Sunday, April 8, 2012

From my collection: Duff Whitney

In 1944 marine sergeant Duff Whitney, of Sacramento, CA escorted Lana Turner to a benefit and someone from Lana's entourage encouraged the handsome soldier to “come to the studio after the war.” In 1946, Whitney did just that -- and was met with apparent apathy. The male acting drought was of course over now that Hollywood's established heroes had returned safely to home and hearth and young Duff was just another pretty face on the lot. As the Imdb reveals, Whitney became an extra. In fact, we don't hear about the former marine until 1951, when veteran producer Harry Sherman, of Hopalong Cassidy fame, announced that Duff Whitney, “a Gregory Peckish-looking newcomer,” would play Beau Tyler, “Hashknife Hartley” by any other name, in a western movie series based on W.C. Tuttle's sagebrush stories. Sadly, Sherman died shortly thereafter and nothing came of the project. Whitney instead turned up as a bit player in A Star is Born (1954). And that, as they say, was that.

Also arriving in Hollywood in 1944, but as far as can be determined, not in uniform of any kind, Lane Watson was under contract to International Pictures in 1946. Prior to that, Watson had been another bit player/extra but the affiliation with a rising company like International boded well.
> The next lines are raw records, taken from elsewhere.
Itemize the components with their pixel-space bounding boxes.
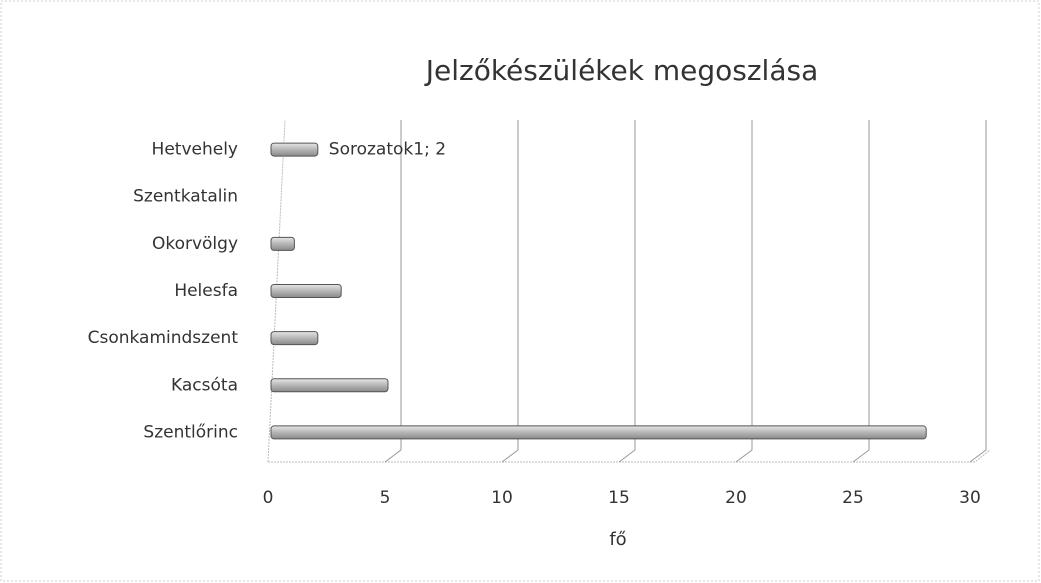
x-tick-label: 15 [608, 488, 630, 508]
y-tick-label: Helesfa [174, 281, 238, 301]
grid-line [384, 120, 402, 463]
y-tick-label: Hetvehely [152, 140, 238, 160]
grid-line [969, 120, 987, 463]
chart-title: Jelzőkészülékek megoszlása [424, 54, 819, 87]
x-tick-label: 30 [959, 488, 981, 508]
y-tick-label: Szentlőrinc [143, 422, 238, 442]
bar [270, 142, 319, 157]
x-axis-title: fő [609, 529, 626, 550]
bar [270, 284, 342, 298]
bar [270, 425, 927, 440]
grid-line [618, 120, 636, 463]
x-tick-label: 20 [725, 488, 747, 508]
x-tick-label: 25 [842, 488, 864, 508]
grid-line [501, 120, 519, 463]
grid-line [735, 120, 753, 463]
bar [270, 236, 295, 251]
y-tick-label: Csonkamindszent [88, 328, 239, 348]
x-tick-label: 5 [380, 488, 391, 508]
bar [270, 331, 319, 346]
x-tick-label: 10 [491, 488, 513, 508]
x-tick-label: 0 [263, 488, 274, 508]
y-tick-label: Kacsóta [171, 375, 238, 395]
y-tick-label: Szentkatalin [133, 187, 238, 207]
y-tick-label: Okorvölgy [152, 234, 238, 254]
grid-line [852, 120, 870, 463]
data-label: Sorozatok1; 2 [329, 140, 446, 160]
bar [270, 378, 389, 393]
The production entity, founded by Louis B. Mayer's son-in-law William Goetz, operated out of Universal City and would actually merge with that company in 1947 to become Universal-International, only to be swallowed whole by Lew Wasserman's MCA. Not that any of these behind-the-scenes shenanigans did anything for Lane Watson, who disappears from view around the same time. Except, that is, for advertizing Carling's Red Cap Ale, “Better Than Beer,” alongside the likes of television personality Betty Oakes.